The photo I chose for the banner of Liz’s Lab Notebook is from a collection of some of the earliest satellite images of Earth. It’s actually a photo of a photo (as in a photo that was developed from a roll of film) that I took at the 2012 69th Eastern Snow Conference held at the Frost Valley YMCA Claryville, NY.
The photo came courtesy of the keynote speaker at the conference, Dr. David Robinson, Director of the Rutgers University Global Snow Lab and the New Jersey State Climatologist. The collection of early satellite images were rescued from the NOAA trash bin by the late William Denn, a retired navy officer who ran a sea ice consultant business in the 1970′s and 1980′s. With newer, higher resolution satellite images, NOAA had little use for the older mosaics.
The satellite images are more than just pretty photos. The photos mosaics are important data records. As a graduate student and post-doc, David and his colleagues would pour over the images with hand lenses to distinguish snow-covered land from snow and use a grayscale to calculate the albedo of the parts of the images deemed to be snow.
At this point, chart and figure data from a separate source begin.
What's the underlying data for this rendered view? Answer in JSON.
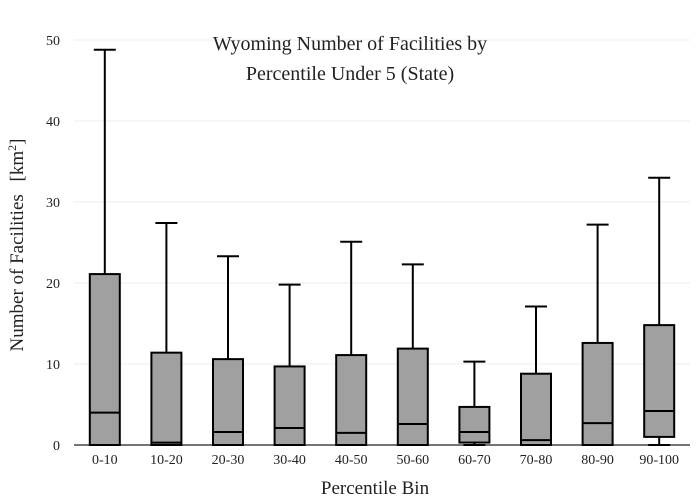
{
  "chart_data": {
    "type": "box",
    "title": [
      "Wyoming Number of Facilities by",
      "Percentile Under 5 (State)"
    ],
    "xlabel": "Percentile Bin",
    "ylabel": "Number of Facilities",
    "ylabel_unit": "[km²]",
    "ylim": [
      0,
      50
    ],
    "yticks": [
      0,
      10,
      20,
      30,
      40,
      50
    ],
    "grid": true,
    "box_color": "#a0a0a0",
    "line_color": "#000000",
    "categories": [
      "0-10",
      "10-20",
      "20-30",
      "30-40",
      "40-50",
      "50-60",
      "60-70",
      "70-80",
      "80-90",
      "90-100"
    ],
    "boxes": [
      {
        "min": 0,
        "q1": 0,
        "median": 4.0,
        "q3": 21.1,
        "max": 48.8
      },
      {
        "min": 0,
        "q1": 0,
        "median": 0.3,
        "q3": 11.4,
        "max": 27.4
      },
      {
        "min": 0,
        "q1": 0,
        "median": 1.6,
        "q3": 10.6,
        "max": 23.3
      },
      {
        "min": 0,
        "q1": 0,
        "median": 2.1,
        "q3": 9.7,
        "max": 19.8
      },
      {
        "min": 0,
        "q1": 0,
        "median": 1.5,
        "q3": 11.1,
        "max": 25.1
      },
      {
        "min": 0,
        "q1": 0,
        "median": 2.6,
        "q3": 11.9,
        "max": 22.3
      },
      {
        "min": 0,
        "q1": 0.3,
        "median": 1.6,
        "q3": 4.7,
        "max": 10.3
      },
      {
        "min": 0,
        "q1": 0,
        "median": 0.6,
        "q3": 8.8,
        "max": 17.1
      },
      {
        "min": 0,
        "q1": 0,
        "median": 2.7,
        "q3": 12.6,
        "max": 27.2
      },
      {
        "min": 0,
        "q1": 1.0,
        "median": 4.2,
        "q3": 14.8,
        "max": 33.0
      }
    ]
  }
}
As far as David knows, the imagery collection he archives is the only surviving set of early satellite photo mosaics. He has a complementary collection of Southern Hemisphere images from the same era.
David brought out a folder of the photo collection on the last day of the conference and kindly allowed me to snap a few photos of my own. The image at the top of my blog is from 20-June-1969 and captures the North Pole and Greenland. Can you distinguish the Greenland coastline from the clouds?